Sehr geehrter Herr Schieferdecker,

auf Ihre Frage antworte ich Ihnen gern.

ich stimme Ihnen zu, es ist eine Anpassung des Aufenthaltsrechtes erforderlich. In Bezug auf die Konvention des Europarates zur Bekämpfung des Menschenhandels besteht Handlungsbedarf. Bislang ist sie nur teilweise und nicht ausreichend umgesetzt worden.

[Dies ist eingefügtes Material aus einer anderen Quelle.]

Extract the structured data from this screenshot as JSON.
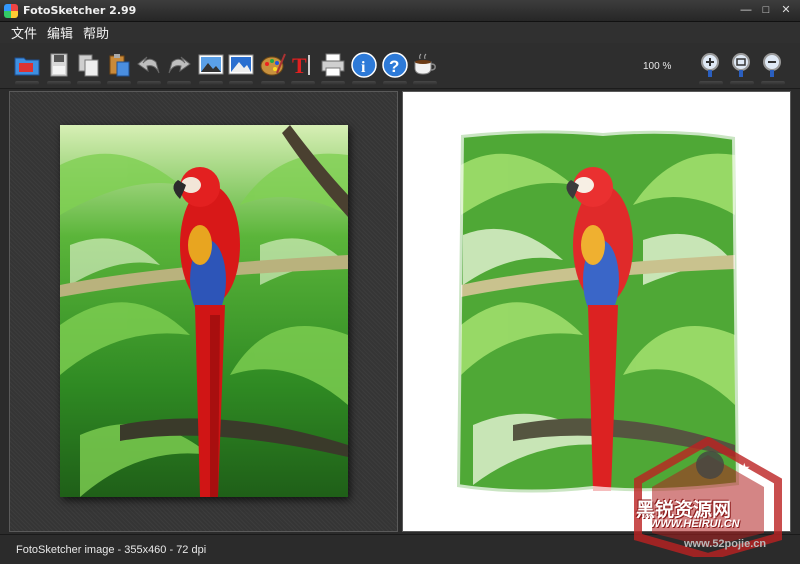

Laut dem Artikel 14 Absatz 1 Buchstabe a und b des Übereinkommens, wird dem Opfer von Menschenhandel ein verlängerbarer Aufenthaltstitel erteilt, wenn die zuständige Behörde entweder der Auffassung ist, dass der Aufenthalt des Opfers aufgrund seiner persönlichen Situation (Buchstabe a) oder für die Zusammenarbeit mit den zuständigen Behörden bei den Ermittlungen oder beim Strafverfahren erforderlich ist (Buchstabe b).
In Deutschland ist die Rechtslage so, dass § 25 Absatz 4a Nummer 3 des Aufenthaltsgesetzes (AufenthG) einen - in der Regel auf die Dauer des Strafverfahrens befristeten Aufenthaltstitel - in Bezug auf Buchstabe b vorsieht, also bei Aussage im Strafverfahren. Das ist eine ausreichende Umsetzung der Konvention.

Dagegen ist in meinen Augen der Buchstabe a des genannten Artikels aus dem Übereinkommen bisher nur unzureichend umgesetzt. Wie gesagt, diesbezüglich besteht noch immer Anpassungsbedarf im deutschen Recht.

In unseren Augen, also aus Sicht der SPD-Bundestagsfraktion, muss ein Aufenthaltstitel geschaffen werden, der nicht zwingend allen, aber solchen Opfern, bei denen die zuständige Behörde der Auffassung ist, dass der Aufenthalt des Opfers aufgrund seiner persönlichen Situation erforderlich ist, einen Aufenthaltstitel gewährt.

In der Umsetzung in deutsches Recht würde sich dann die Frage stellen, wie man dies formuliert. Eine bis ins Detail abgeschlossene Fraktionsposition zur redaktionellen Frage der Umsetzung gibt es bislang noch nicht. Wir haben jedoch darüber diskutiert, auf Formulierungen aus demselben Abschnitt des AufenthG zurückzugreifen. Also § 25 Abs. 4 AufenthG etwa stellt auf "dringende humanitäre oder persönliche Gründe (...)" ab. Eine solche Formulierung könnte man in einer eigenen Vorschrift für Opfer von Menschenhandel aufgreifen oder, alternativ, den bislang hierauf nicht anwendbaren § 25 Abs. 4 für diese Fallgruppe öffnen. Im Übrigen weise ich an dieser Stelle auch gern auf unseren SPD Antrag mit der Nummer 17/8156 hin, den sie auf der Seite des Bundestages gern abrufen können hierzu.

Sehr geehrter Herr Schieferdecker, für mich ist noch ein weitere Baustelle, die unter schwarz-gelb leider auch nicht in Angriff genommen wurde, die Frage nach der Öffnung der Integrationskurse. Als SPD, wie sie es auch in unserem Programm nachlesen können, wollen wir sie für Asylbewerber und Geduldete öffnen.

Ich persönlich hielte es daher für folgerichtig und auch richtig ebenso Opfer von Menschenhandel hier mit einzubeziehen, schließlich haben diese einen, wenn auch befristeten, Aufenthaltstitel.